In a round robin tournament the results were:

A beat C and D
B beat A
C beat B,D and E
D beat B
E beat A,B and D

1. produce a matrix M, and find the current ranking for these players

M= (5x5)
00110
10000
01011
01000
11010

M2 =
02011
00110
22010
10000
11110
RANKKING
M+M2=
02121=6=
Third
10110=3=
Fourth
23021=8=
First
11000=2=
Fifth
22120=7=
Second

2. One player is not happy with the outcome, and suggests to you, as the officail ranker, that is unfair to give equal importance to first, second and thrid- order influence, and perhaps arbitrary constats could be allocated to weight these influences, that is use:

M+aM2+bM3.... and so forth

If a little money were to change hands, is it possible for you to produce a different ranking, which you can and must justify mathematically?

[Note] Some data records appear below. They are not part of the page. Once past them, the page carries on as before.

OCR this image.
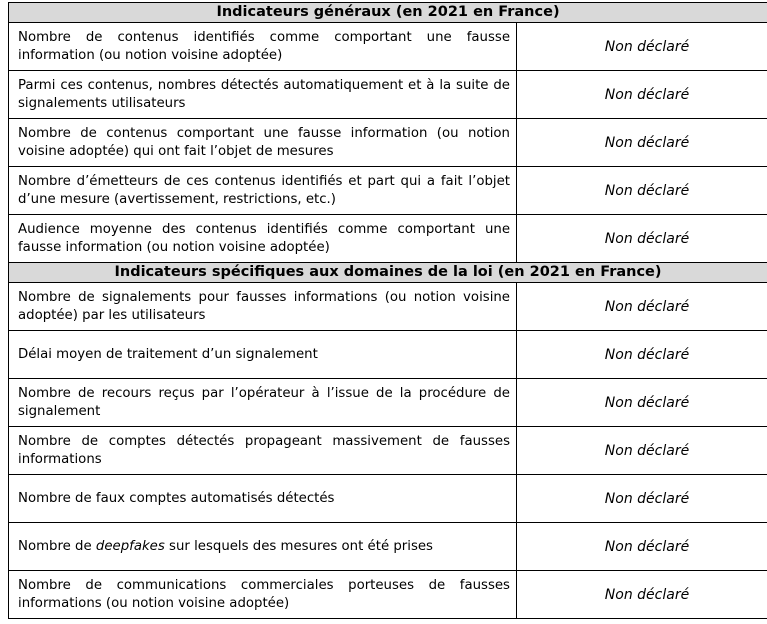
Indicateurs généraux (en 2021 en France)	
Nombre de contenus identifiés comme comportant une fausse information (ou notion voisine adoptée)	Non déclaré
Parmi ces contenus, nombres détectés automatiquement et à la suite de signalements utilisateurs	Non déclaré
Nombre de contenus comportant une fausse information (ou notion voisine adoptée) qui ont fait l’objet de mesures	Non déclaré
Nombre d’émetteurs de ces contenus identifiés et part qui a fait l’objet d’une mesure (avertissement, restrictions, etc.)	Non déclaré
Audience moyenne des contenus identifiés comme comportant une fausse information (ou notion voisine adoptée)	Non déclaré
Indicateurs spécifiques aux domaines de la loi (en 2021 en France)	
Nombre de signalements pour fausses informations (ou notion voisine adoptée) par les utilisateurs	Non déclaré
Délai moyen de traitement d’un signalement	Non déclaré
Nombre de recours reçus par l’opérateur à l’issue de la procédure de signalement	Non déclaré
Nombre de comptes détectés propageant massivement de fausses informations	Non déclaré
Nombre de faux comptes automatisés détectés	Non déclaré
Nombre de deepfakes sur lesquels des mesures ont été prises	Non déclaré
Nombre de communications commerciales porteuses de fausses informations (ou notion voisine adoptée)	Non déclaré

I have tried many, many, many arbitrary constants.
some of them are
M+.75M2+.5625M3....
M+.5M2+.25M3....
M+1/3M2+1/9M3....

Would anybody please be able to exaplin to me if you can make arbitrary canstants that would change to order of the results? i was thinking if the constants are arbitrary then would the order of the athelets stay the same ??